We also investigated the transcriptional profile of US-CLL compared with that of non-US-CLL who experienced a disease progression in spite of good conventional prognostic factors. The expression levels of eight genes, quantified on an extended cohort of cases using an innovative platform (ddPCR), allowed to build a six gene-based decision-tree capable of recognizing among CLL patients with a favorable immunogenetic profile those with an US clinical course, with an accuracy of 95%. This predictive model, potentially capable of identifying US patients at diagnosis, deserves further validation on an independent cohort of cases.
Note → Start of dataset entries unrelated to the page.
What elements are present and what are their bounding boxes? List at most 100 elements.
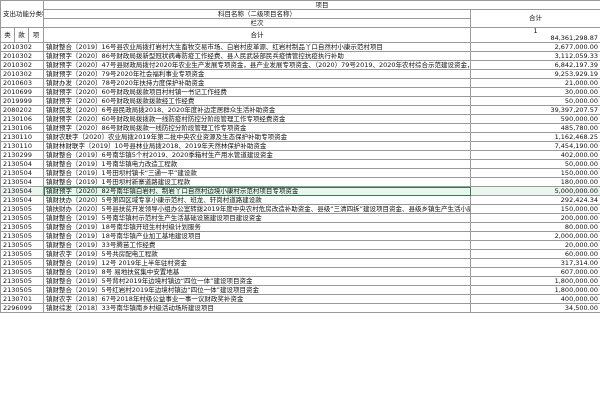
- table-row[interactable]: 2130110 镇财农联字〔2020〕农业局拨2019年第二批中央农业资源及生态保…: [0, 132, 600, 142]
- table-row[interactable]: 2130505 镇财整合〔2019〕5号南华镇村示范村生产生活基础设施建设项目建设…: [0, 213, 600, 223]
- row-code[interactable]: 2130505: [0, 231, 45, 241]
- row-project-name[interactable]: 镇财林财联字〔2019〕10号县林业局拨2018、2019年天然林保护补助资金: [43, 141, 472, 151]
- row-amount[interactable]: 5,000,000.00: [470, 186, 600, 196]
- row-code[interactable]: 2080202: [0, 105, 45, 115]
- row-amount[interactable]: 21,000.00: [470, 78, 600, 88]
- row-project-name[interactable]: 镇财整合〔2019〕5号红岩村2019年边境村镇边“四位一体”建设项目资金: [43, 285, 472, 295]
- row-amount[interactable]: 485,780.00: [470, 123, 600, 133]
- table-row[interactable]: 2080202 镇财民发〔2020〕6号县民政局拨2018、2020年度补边定居群…: [0, 105, 600, 115]
- row-code[interactable]: 2130299: [0, 150, 45, 160]
- row-project-name[interactable]: 镇财整合〔2019〕16号县农业局拨打岩村大生畜牧交易市场、白岩村皮革源、红岩村…: [43, 42, 472, 52]
- table-row[interactable]: 2130505 镇财整合〔2019〕8号 易地扶贫集中安置地基 607,000.00: [0, 267, 600, 277]
- row-amount[interactable]: 2,677,000.00: [470, 42, 600, 52]
- row-amount[interactable]: 607,000.00: [470, 267, 600, 277]
- row-code[interactable]: 2296099: [0, 303, 45, 313]
- row-amount[interactable]: 400,000.00: [470, 294, 600, 304]
- row-amount[interactable]: 1,800,000.00: [470, 276, 600, 286]
- table-row[interactable]: 2130106 镇财预字〔2020〕60号财政局拨拨款一线防疫村防控分阶段管理工作…: [0, 114, 600, 124]
- row-project-name[interactable]: 镇财整合〔2019〕33号腾苗工作经费: [43, 240, 472, 250]
- row-project-name[interactable]: 镇财整合〔2019〕18号南华镇开班生村村级计划服务: [43, 222, 472, 232]
- table-row[interactable]: 2130505 镇财整合〔2019〕18号南华镇开班生村村级计划服务 80,000.…: [0, 222, 600, 232]
- row-project-name[interactable]: 镇财预字〔2020〕86号财政局拨款一线防控分阶段管理工作专项资金: [43, 123, 472, 133]
- row-code[interactable]: 2130505: [0, 267, 45, 277]
- table-row[interactable]: 2010302 镇财预字〔2020〕47号县财政局拨付2020年农业生产发展专项资…: [0, 60, 600, 70]
- row-code[interactable]: 2130701: [0, 294, 45, 304]
- table-row[interactable]: 2130505 镇财整合〔2019〕12号 2019年上半年驻村资金 317,314…: [0, 258, 600, 268]
- row-amount[interactable]: 590,000.00: [470, 114, 600, 124]
- row-code[interactable]: 2130110: [0, 141, 45, 151]
- row-project-name[interactable]: 镇财预字〔2020〕82号南华镇白岩村、制岩丫口自然村边境小康村示范村项目专项资…: [43, 186, 472, 196]
- row-project-name[interactable]: 镇财预字〔2020〕79号2020年社会福利事业专项资金: [43, 69, 472, 79]
- row-amount[interactable]: 150,000.00: [470, 204, 600, 214]
- row-amount[interactable]: 80,000.00: [470, 222, 600, 232]
- row-code[interactable]: 2130504: [0, 195, 45, 205]
- row-project-name[interactable]: 镇财办发〔2020〕78号2020年扶持力度保护补助资金: [43, 78, 472, 88]
- row-amount[interactable]: 317,314.00: [470, 258, 600, 268]
- row-code[interactable]: 2130505: [0, 240, 45, 250]
- table-row[interactable]: 2010603 镇财办发〔2020〕78号2020年扶持力度保护补助资金 21,00…: [0, 78, 600, 88]
- row-project-name[interactable]: 镇财农字〔2019〕5号共房配电工程款: [43, 249, 472, 259]
- row-project-name[interactable]: 镇财整合〔2019〕12号 2019年上半年驻村资金: [43, 258, 472, 268]
- row-code[interactable]: 2010302: [0, 69, 45, 79]
- table-row[interactable]: 2010302 镇财整合〔2019〕16号县农业局拨打岩村大生畜牧交易市场、白岩村…: [0, 42, 600, 52]
- table-row[interactable]: 2130701 镇财农字〔2018〕67号2018年村级公益事业一事一议财政奖补资…: [0, 294, 600, 304]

In the current CLL guidelines, ‘watch and wait’ still remains the standard of care for early stage and asymptomatic CLL patients irrespective of prognostic factors [13]. Nevertheless, early treatment intervention is a tempting investigational scenario in the era of novel drugs. A number of proposed prognostic algorithms—i.e. smouldering CLL, CLL-IPI, MDACC 2007, MDACC 2011, Barcelona-Brno, O-CLL1 score—can identify low-risk CLL patients; our US-CLL patients meet the criteria of low-risk whatever algorithm is applied [34, 35]. However, even within low-risk CLL there is still a sizable proportion of patients experiencing ‘early’ progression. This had been recently highlighted by Molica et al. [35] who compared six scoring systems—CLL-IPI, MDACC 2007, MDACC 2011, GCLLSG, Barcelona-Brno, O-CLL1—and found that 22%–35% of prediction by these algorithms fails when applied to CLL in early phase. Our six-gene expression algorithm could fill this gap, complementing genetics in identifying truly low-risk CLL patients. Beside other relevant clinical implications including patients’ counseling at diagnosis and subsequent monitoring, it could further refine the current prognostic algorithms allowing to identify within low-risk CLL patients those who will not progress for decades and might never require treatment and those who may benefit from experimental early intervention.
Funding
This work was supported by the Associazione Italiana per la Ricerca sul Cancro (AIRC) Special Program Molecular Clinical Oncology, 5x1000, No. 10007, Milan, Italy; Progetto Giovani Ricercatori 2010: Policlinico di Modena (GR-2010-2313609); Ricerca Finalizzata (RF-2011-02349712), Ministry of Health, Rome, Italy to GMR, AC, RF and GG; Progetti di Rilevante Interesse Nazionale (PRIN) (2015ZMRFEA) to RF, GG and AC; Gilead Fellowship Program 2016 to AG; Precision Medicine Fellowship (UL1 TR000040) to JW.
Disclosure
The authors have declared no conflicts of interest.